The site of IgA production is another nonelucidated issue. The absence of intrathecal secretion of IgA-NMDAR-Abs in IgA-positive patients with a teratoma should be confirmed but could suggest a peripheral antibody response when a teratoma is present. One hypothesis could be that teratomas directly trigger the production of the IgA serotype of immunoglobulins in the periphery. We also observed that CSF IgA-NMDAR-Ab positivity was associated with higher CSF IgG-NMDAR-Ab titers. When available, CSF IgA-NMDAR-Ab titers seem to be proportional to the CSF IgG NMDAR-Ab titers. This result suggests that IgA status might primarily reflect the intensity of humoral autoimmunity against the NMDAR, and this response could be particularly activated in the periphery through the presence of teratomas. Indeed, previous studies have shown that patients with an ovarian teratoma have significantly higher titers of IgG-NMDAR-Abs than those of patients without teratoma.[4] Nevertheless, we observed 3 patients with NMDAR-Ab encephalitis and a teratoma but without CSF IgA-NMDAR-Abs, suggesting that the humoral reaction might differ according to the patient. We did not observe any difference in the histopathologic examination of the teratoma according to the patient IgA status among the 19 analyzed teratomas. Specifically, the presence of gastrointestinal or respiratory mucosa in the teratoma was not sufficient to explain the observed IgA-NMDAR-Ab production. Thus, the teratoma-associated mechanism leading to IgA production remains unclear, and another external agent, such as a viral infection, could be involved.
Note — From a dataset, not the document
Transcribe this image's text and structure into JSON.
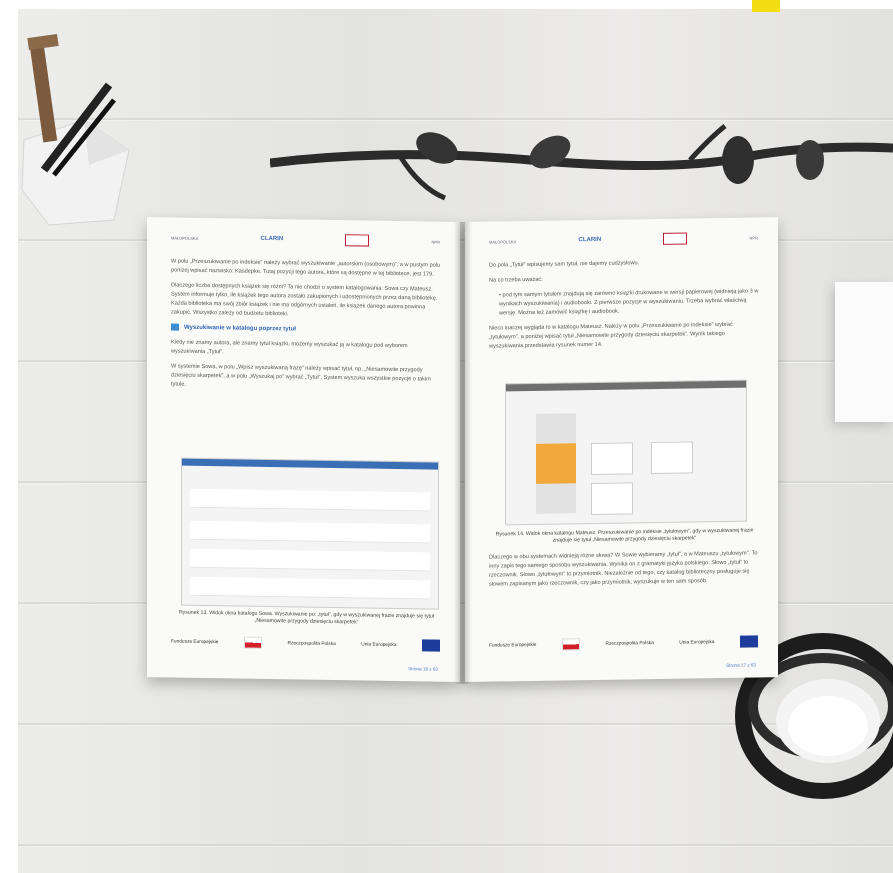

A practical issue of the present study is the value of the CSF IgA-NMDAR-Ab status as an indicator of an associated teratoma in the context of NMDAR-Ab encephalitis. At the individual level, there is no available predictive surrogate marker for the association of an ovarian tumor or a primary tumor elsewhere. In the present study, initial radiologic examinations did not reveal an ovarian teratoma in 5 cases. In clinical practice, the detection of a small teratoma (mean tumor size of 2.3 cm in the present study) in a patient with a severe neurologic state requiring respiratory assistance and sedation is typically difficult but must be considered a high priority. Because of the observed 85% sensitivity and 90% negative predictive value in the adult female population at risk for ovarian teratomas, we suggest that CSF-IgA-NMDAR-Ab status could be a predictive indicator for managing the patient screening for an associated teratoma. For an IgA-NMDAR-Ab-positive woman, when early radiologic pelvic investigations are negative, a second screening with pelvic CT or MRI or endovaginal ultrasound should be conducted promptly and repeated if negative. Future prospective studies are needed to further demonstrate the usefulness of CSF IgA-NMDAR-Ab status as a biomarker for a teratoma in anti-NMDAR-Abs encephalitis.